Another possible analytical method for determining the 7,8-dihydro-6-hydroxylumazine is thin-layer chromatography on cellulose using the mobile solvent n-butanol / glacial acetic acid / water (20/3/7). The hRf value of the 7,8-dihydro-6-hydroxylumazine in this system is 25. Here, too, the 7,8-dihydro-6-hydroxylumazine is determined quantitatively by direct fluorometry at 372 nm excitation and 456 nm measurement with a chromatogram spectral fluorometer. If one excites at 356 nm and measures at 440 nm, 37 neopterin can be quantified by direct fluorometry with the hRf value.

Example 4:

7,8-Diyhdro-6-hydroxylumazine and its oxidation product 6-hydroxylumazine are simultaneously determined quantitatively by liquid chromatography. Here, 1 ml of pre-cleaned sample solution is applied to a low-pressure column 82 cm long and 6 mm inside diameter, filled with reversed-phase material Bondapak C18, particle size 37 - 75 pm. The mixture is then eluted isocratically with a 25 mM ammonium acetate solution, pH 4.5, at a flow rate of 100 ml / hour.

7,8-dihydro-6-hydroxylumazine has a retention volume of 47-53 ml and is measured by its UV absorption at 254 nm.

6-hydroxylumazine is eluted from 54 - 60 ml and measured fluorometrically at 366 nm excitation and measurement above 400 nm.

Example 5:

For the detection of malignant growth and / or viral diseases in humans, z. B. the quantitative determination of neopterin in urine by high pressure liquid chromatographic (HPLC) separation of the native urine and fluorescence detection. If necessary, a pre-separation by means of a precolumn or the like can be carried out before the chromatographic separation.

5 pl of human urine or the equivalent amount after pre-cleaning are entered into the HPLC system. The HPLC system is operated isocratically. Ammonium acetate / acetic acid (30 mol / liter, pH = 6.0) with 5% addition of methanol is used as a buffer. A 30 cm column with reversed-phase material is used as the filler. The flow rate is 2 ml / min ..

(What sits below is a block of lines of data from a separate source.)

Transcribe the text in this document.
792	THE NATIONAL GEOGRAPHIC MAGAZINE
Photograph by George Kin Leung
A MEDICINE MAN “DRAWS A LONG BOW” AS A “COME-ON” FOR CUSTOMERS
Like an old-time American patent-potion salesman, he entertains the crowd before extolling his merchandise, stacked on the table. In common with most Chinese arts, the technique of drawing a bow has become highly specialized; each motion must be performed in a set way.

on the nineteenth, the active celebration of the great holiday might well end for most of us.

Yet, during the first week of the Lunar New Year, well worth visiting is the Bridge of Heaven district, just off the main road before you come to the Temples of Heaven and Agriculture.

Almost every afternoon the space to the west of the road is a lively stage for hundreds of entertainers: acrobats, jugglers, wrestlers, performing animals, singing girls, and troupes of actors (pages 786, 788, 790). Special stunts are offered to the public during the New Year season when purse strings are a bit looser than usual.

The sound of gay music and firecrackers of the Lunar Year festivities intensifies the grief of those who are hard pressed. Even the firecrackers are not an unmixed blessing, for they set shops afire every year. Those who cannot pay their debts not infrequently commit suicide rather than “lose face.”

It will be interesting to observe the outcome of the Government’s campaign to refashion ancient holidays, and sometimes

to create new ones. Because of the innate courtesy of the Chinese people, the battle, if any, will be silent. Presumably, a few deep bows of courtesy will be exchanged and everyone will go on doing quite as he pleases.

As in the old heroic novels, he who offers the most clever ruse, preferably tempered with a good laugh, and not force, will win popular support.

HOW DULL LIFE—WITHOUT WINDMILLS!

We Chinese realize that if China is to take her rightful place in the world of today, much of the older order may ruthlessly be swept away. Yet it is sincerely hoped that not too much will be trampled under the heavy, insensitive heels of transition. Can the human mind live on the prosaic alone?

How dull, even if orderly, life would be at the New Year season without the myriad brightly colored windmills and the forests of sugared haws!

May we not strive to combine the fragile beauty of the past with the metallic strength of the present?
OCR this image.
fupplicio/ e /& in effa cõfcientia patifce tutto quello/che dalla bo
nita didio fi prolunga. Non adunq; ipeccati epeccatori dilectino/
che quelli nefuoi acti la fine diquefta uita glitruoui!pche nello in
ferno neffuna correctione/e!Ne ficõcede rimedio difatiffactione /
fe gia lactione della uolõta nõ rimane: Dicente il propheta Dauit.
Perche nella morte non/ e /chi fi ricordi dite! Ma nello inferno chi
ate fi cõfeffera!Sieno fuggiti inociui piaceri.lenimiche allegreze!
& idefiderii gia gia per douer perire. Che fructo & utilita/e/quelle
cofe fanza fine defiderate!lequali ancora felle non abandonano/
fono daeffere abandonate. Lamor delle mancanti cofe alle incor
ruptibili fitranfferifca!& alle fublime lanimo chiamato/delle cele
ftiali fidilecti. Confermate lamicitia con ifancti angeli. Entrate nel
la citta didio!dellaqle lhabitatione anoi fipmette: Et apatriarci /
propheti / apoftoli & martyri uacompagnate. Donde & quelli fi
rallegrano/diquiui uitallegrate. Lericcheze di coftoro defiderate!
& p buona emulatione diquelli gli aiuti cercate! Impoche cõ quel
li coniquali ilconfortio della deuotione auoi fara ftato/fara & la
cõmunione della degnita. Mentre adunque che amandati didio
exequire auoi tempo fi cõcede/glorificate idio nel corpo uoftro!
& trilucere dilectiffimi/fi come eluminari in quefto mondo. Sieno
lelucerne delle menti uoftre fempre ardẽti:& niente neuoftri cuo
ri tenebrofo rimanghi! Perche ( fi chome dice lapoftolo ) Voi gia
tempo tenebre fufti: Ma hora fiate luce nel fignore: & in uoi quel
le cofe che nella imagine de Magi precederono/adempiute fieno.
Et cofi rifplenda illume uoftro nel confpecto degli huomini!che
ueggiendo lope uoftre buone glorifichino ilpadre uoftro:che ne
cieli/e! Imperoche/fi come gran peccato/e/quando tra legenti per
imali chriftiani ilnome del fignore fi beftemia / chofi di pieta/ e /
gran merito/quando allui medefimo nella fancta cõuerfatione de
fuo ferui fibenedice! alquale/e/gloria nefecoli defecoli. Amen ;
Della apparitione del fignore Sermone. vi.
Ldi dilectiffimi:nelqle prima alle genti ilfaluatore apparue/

The HPLC system clearly separates the neopterin from other substances, so that the neopterin can be detected quantitatively by means of a fluorescence detector and a connected recorder. The excitation wavelength is 380 nm, the measurement wavelength 450 nm.

Simultaneously with the determination of the neopterin, the creatinine excreted in the urine is determined quantitatively, so that it can be stated in ng neopterin per mg creatinine. The reference to creatinine is always advisable when not the total daily urine but only normal urine samples are available.

Another possible analytical method for determining the neopterin consists in thin layer chromatography on cellulose with the mobile phase 5% acetic acid. The hRf value of the neopterin in this system is 65. The quantitative determination of the neopterin is carried out by direct fluorometry with 364 nm excitation and 456 nm measurement with a chromatogram spectrofluorometer.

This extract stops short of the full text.